Concerns over the mortality rate due to fulminant enterocolitis in the postoperative period led Marty et al. to suggest routine postoperative rectal washout to decrease both the incidence and the severity of episodes of enterocolitis following definitive surgery(84). They recommend a policy of rectal irrigation performed twice daily by the parents commencing 2 weeks following surgery continuing for 3 months, followed by once daily for 3 months. This policy reduced their incidence of HAEC from 36% (34 of 95 patients) to 10% (4 of 40 patients). A Spanish study of 37 children with HSCR treated between 1978 and 2005 found similar results(85).

Further research is needed to investigate what role probiotics might play in the prevention of HAEC. In one study, children undergoing surgery for HSCR were randomized to probiotic versus placebo post-operatively; this study did not show differences in HAEC rates between the two groups(16). In contrast, another group similarly randomized patients and treated them for 4 weeks(86). The probiotic group had reduced incidence and severity of HAEC over the following 3 months. A recent meta-analysis concluded that probiotics do not reduce the risk of HAEC(87).

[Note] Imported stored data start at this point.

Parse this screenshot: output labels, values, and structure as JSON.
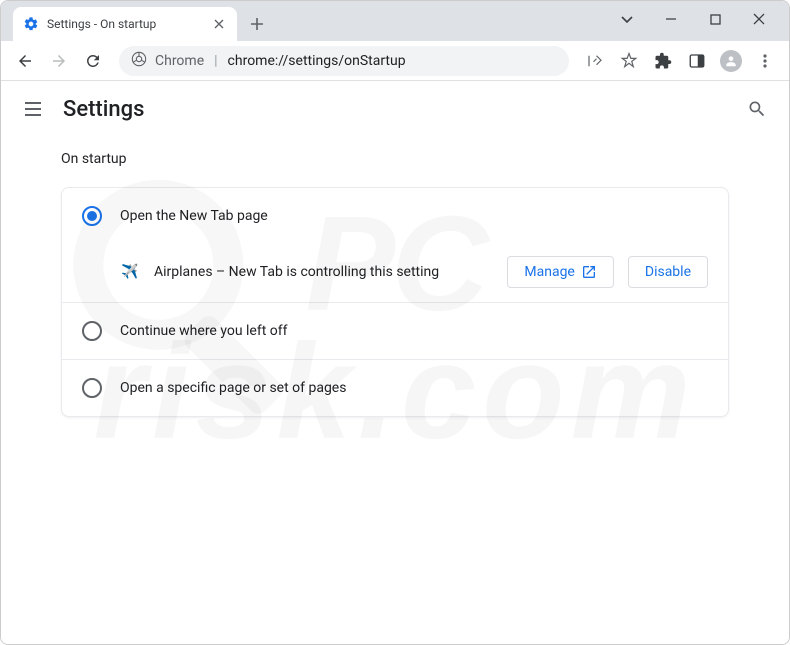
{
  "window": {
    "tab_title": "Settings - On startup"
  },
  "omnibox": {
    "origin": "Chrome",
    "path": "chrome://settings/onStartup"
  },
  "settings": {
    "title": "Settings",
    "section": "On startup",
    "options": [
      {
        "label": "Open the New Tab page",
        "selected": true
      },
      {
        "label": "Continue where you left off",
        "selected": false
      },
      {
        "label": "Open a specific page or set of pages",
        "selected": false
      }
    ],
    "extension": {
      "name": "Airplanes – New Tab is controlling this setting",
      "manage_label": "Manage",
      "disable_label": "Disable"
    }
  },
  "watermark": {
    "line1": "PC",
    "line2": "risk.com"
  }
}
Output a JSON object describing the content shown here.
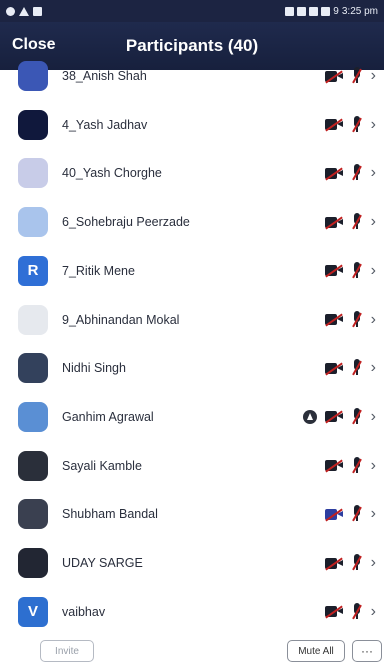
{
  "status_bar": {
    "left_icons": [
      "alert-icon",
      "warning-icon",
      "message-icon"
    ],
    "time": "3:25 pm",
    "battery": "9"
  },
  "header": {
    "close_label": "Close",
    "title": "Participants (40)"
  },
  "participants": [
    {
      "name": "38_Anish Shah",
      "avatar": {
        "type": "image",
        "color": "#3b57b5",
        "letter": ""
      },
      "video": "off",
      "mic": "muted",
      "sharing": false
    },
    {
      "name": "4_Yash Jadhav",
      "avatar": {
        "type": "image",
        "color": "#10183c",
        "letter": ""
      },
      "video": "off",
      "mic": "muted",
      "sharing": false
    },
    {
      "name": "40_Yash Chorghe",
      "avatar": {
        "type": "image",
        "color": "#c8cce8",
        "letter": ""
      },
      "video": "off",
      "mic": "muted",
      "sharing": false
    },
    {
      "name": "6_Sohebraju Peerzade",
      "avatar": {
        "type": "image",
        "color": "#a9c4ec",
        "letter": ""
      },
      "video": "off",
      "mic": "muted",
      "sharing": false
    },
    {
      "name": "7_Ritik Mene",
      "avatar": {
        "type": "letter",
        "color": "#2f6fd6",
        "letter": "R"
      },
      "video": "off",
      "mic": "muted",
      "sharing": false
    },
    {
      "name": "9_Abhinandan Mokal",
      "avatar": {
        "type": "image",
        "color": "#e6e9ee",
        "letter": ""
      },
      "video": "off",
      "mic": "muted",
      "sharing": false
    },
    {
      "name": "Nidhi Singh",
      "avatar": {
        "type": "image",
        "color": "#33415c",
        "letter": ""
      },
      "video": "off",
      "mic": "muted",
      "sharing": false
    },
    {
      "name": "Ganhim Agrawal",
      "avatar": {
        "type": "image",
        "color": "#5a8fd4",
        "letter": ""
      },
      "video": "off",
      "mic": "muted",
      "sharing": true
    },
    {
      "name": "Sayali Kamble",
      "avatar": {
        "type": "image",
        "color": "#2a2f3a",
        "letter": ""
      },
      "video": "off",
      "mic": "muted",
      "sharing": false
    },
    {
      "name": "Shubham Bandal",
      "avatar": {
        "type": "image",
        "color": "#3a4050",
        "letter": ""
      },
      "video": "off-blue",
      "mic": "muted",
      "sharing": false
    },
    {
      "name": "UDAY SARGE",
      "avatar": {
        "type": "image",
        "color": "#222633",
        "letter": ""
      },
      "video": "off",
      "mic": "muted",
      "sharing": false
    },
    {
      "name": "vaibhav",
      "avatar": {
        "type": "letter",
        "color": "#2d6fd0",
        "letter": "V"
      },
      "video": "off",
      "mic": "muted",
      "sharing": false
    }
  ],
  "bottom_bar": {
    "invite_label": "Invite",
    "mute_all_label": "Mute All",
    "more_label": "···"
  },
  "colors": {
    "header_bg": "#1f2a4d",
    "muted_red": "#c02020"
  }
}
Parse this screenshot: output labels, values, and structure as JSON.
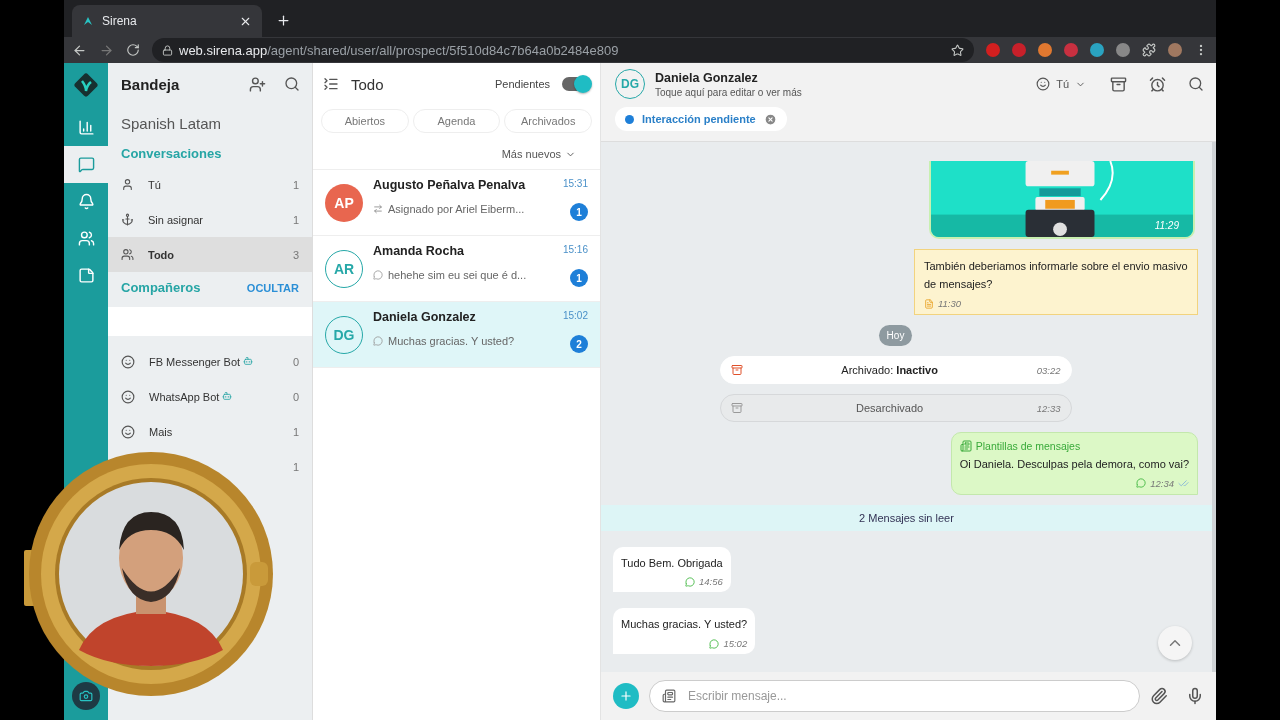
{
  "browser": {
    "tab_title": "Sirena",
    "url_host": "web.sirena.app",
    "url_path": "/agent/shared/user/all/prospect/5f510d84c7b64a0b2484e809"
  },
  "rail": [
    {
      "kind": "stats",
      "selected": false
    },
    {
      "kind": "chat",
      "selected": true
    },
    {
      "kind": "bell",
      "selected": false
    },
    {
      "kind": "team",
      "selected": false
    },
    {
      "kind": "notes",
      "selected": false
    }
  ],
  "sidebar": {
    "title": "Bandeja",
    "account": "Spanish Latam",
    "conversations_heading": "Conversaciones",
    "filters": [
      {
        "kind": "user",
        "label": "Tú",
        "count": "1",
        "selected": false
      },
      {
        "kind": "hook",
        "label": "Sin asignar",
        "count": "1",
        "selected": false
      },
      {
        "kind": "group",
        "label": "Todo",
        "count": "3",
        "selected": true
      }
    ],
    "teammates_heading": "Compañeros",
    "hide_link": "OCULTAR",
    "teammates": [
      {
        "name": "FB Messenger Bot",
        "bot": true,
        "count": "0"
      },
      {
        "name": "WhatsApp Bot",
        "bot": true,
        "count": "0"
      },
      {
        "name": "Mais",
        "bot": false,
        "count": "1"
      },
      {
        "bot": false,
        "count": "1"
      }
    ]
  },
  "list": {
    "title": "Todo",
    "pending_label": "Pendientes",
    "pending_on": true,
    "tabs": [
      "Abiertos",
      "Agenda",
      "Archivados"
    ],
    "sort": "Más nuevos",
    "conversations": [
      {
        "initials": "AP",
        "filled": true,
        "color": "#e8664f",
        "name": "Augusto Peñalva Penalva",
        "time": "15:31",
        "kind": "assigned",
        "preview": "Asignado por Ariel Eiberm...",
        "unread": "1",
        "selected": false
      },
      {
        "initials": "AR",
        "filled": false,
        "color": "#26a8a8",
        "name": "Amanda Rocha",
        "time": "15:16",
        "kind": "whatsapp",
        "preview": "hehehe sim eu sei que é d...",
        "unread": "1",
        "selected": false
      },
      {
        "initials": "DG",
        "filled": false,
        "color": "#26a8a8",
        "name": "Daniela Gonzalez",
        "time": "15:02",
        "kind": "whatsapp",
        "preview": "Muchas gracias. Y usted?",
        "unread": "2",
        "selected": true
      }
    ]
  },
  "chat": {
    "initials": "DG",
    "name": "Daniela Gonzalez",
    "subtitle": "Toque aquí para editar o ver más",
    "assignee": "Tú",
    "tag": "Interacción pendiente",
    "messages": [
      {
        "time": "11:29"
      },
      {
        "kind": "note",
        "text": "También deberiamos informarle sobre el envio masivo de mensajes?",
        "time": "11:30"
      },
      {
        "kind": "date",
        "text": "Hoy"
      },
      {
        "kind": "archived",
        "text": "Archivado: **Inactivo**",
        "time": "03:22"
      },
      {
        "kind": "unarchived",
        "text": "Desarchivado",
        "time": "12:33"
      },
      {
        "kind": "template",
        "header": "Plantillas de mensajes",
        "text": "Oi Daniela. Desculpas pela demora, como vai?",
        "time": "12:34"
      },
      {
        "kind": "divider",
        "text": "2 Mensajes sin leer"
      },
      {
        "kind": "incoming",
        "text": "Tudo Bem. Obrigada",
        "time": "14:56"
      },
      {
        "kind": "incoming",
        "text": "Muchas gracias. Y usted?",
        "time": "15:02"
      }
    ],
    "composer_placeholder": "Escribir mensaje..."
  }
}
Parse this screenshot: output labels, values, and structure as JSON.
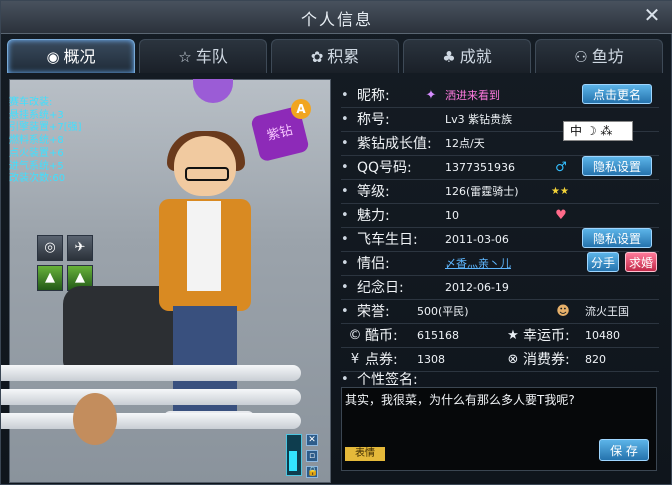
{
  "title": "个人信息",
  "close_icon": "✕",
  "tabs": [
    {
      "label": "概况",
      "icon": "◉"
    },
    {
      "label": "车队",
      "icon": "☆"
    },
    {
      "label": "积累",
      "icon": "✿"
    },
    {
      "label": "成就",
      "icon": "♣"
    },
    {
      "label": "鱼坊",
      "icon": "⚇"
    }
  ],
  "stats": [
    "赛车改装:",
    "悬挂系统+3",
    "引擎装置+7[强]",
    "燃料系统+8",
    "点火装置+6",
    "进气系统+5",
    "改装次数:60"
  ],
  "badge": {
    "text": "紫钻",
    "corner": "A"
  },
  "ime": "中 ☽ ⁂",
  "fields": {
    "nickname": {
      "label": "昵称:",
      "value": "洒进来看到"
    },
    "title": {
      "label": "称号:",
      "value": "Lv3 紫钻贵族"
    },
    "growth": {
      "label": "紫钻成长值:",
      "value": "12点/天"
    },
    "qq": {
      "label": "QQ号码:",
      "value": "1377351936"
    },
    "level": {
      "label": "等级:",
      "value": "126(雷霆骑士)"
    },
    "charm": {
      "label": "魅力:",
      "value": "10"
    },
    "birthday": {
      "label": "飞车生日:",
      "value": "2011-03-06"
    },
    "partner": {
      "label": "情侣:",
      "value": "〆香灬亲丶儿"
    },
    "anniversary": {
      "label": "纪念日:",
      "value": "2012-06-19"
    },
    "honor": {
      "label": "荣誉:",
      "value": "500(平民)",
      "extra": "流火王国"
    }
  },
  "currency": {
    "coolcoin": {
      "label": "酷币:",
      "value": "615168"
    },
    "luckycoin": {
      "label": "幸运币:",
      "value": "10480"
    },
    "voucher": {
      "label": "点券:",
      "value": "1308"
    },
    "consumption": {
      "label": "消费券:",
      "value": "820"
    }
  },
  "signature": {
    "label": "个性签名:",
    "text": "其实，我很菜，为什么有那么多人要T我呢?"
  },
  "buttons": {
    "rename": "点击更名",
    "privacy1": "隐私设置",
    "privacy2": "隐私设置",
    "breakup": "分手",
    "propose": "求婚",
    "save": "保 存",
    "emoji": "表情"
  },
  "colors": {
    "accent": "#35c0ff",
    "stats": "#3fe0ff"
  }
}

CONCLUSION AND FUTURE DIRECTIONS

HAEC remains a diagnostic and therapeutic challenge, despite recent advances in our understanding of the pathophysiology. Current research is focusing on a number of avenues including patient-specific microbiome analysis and targeted probiotic therapy and use of stem cell therapy to restore bowel function in HSCR(88). Further studies into the underlying mechanisms of disease, accurate methods of diagnosis, and optimal treatment strategies will be needed to improve our ability to care for HSCR patients with HAEC.

FUNDING:

This work was supported by grants from the National Institutes of Health, USA (R01DK125047 to AG, R21AI163503 to AG).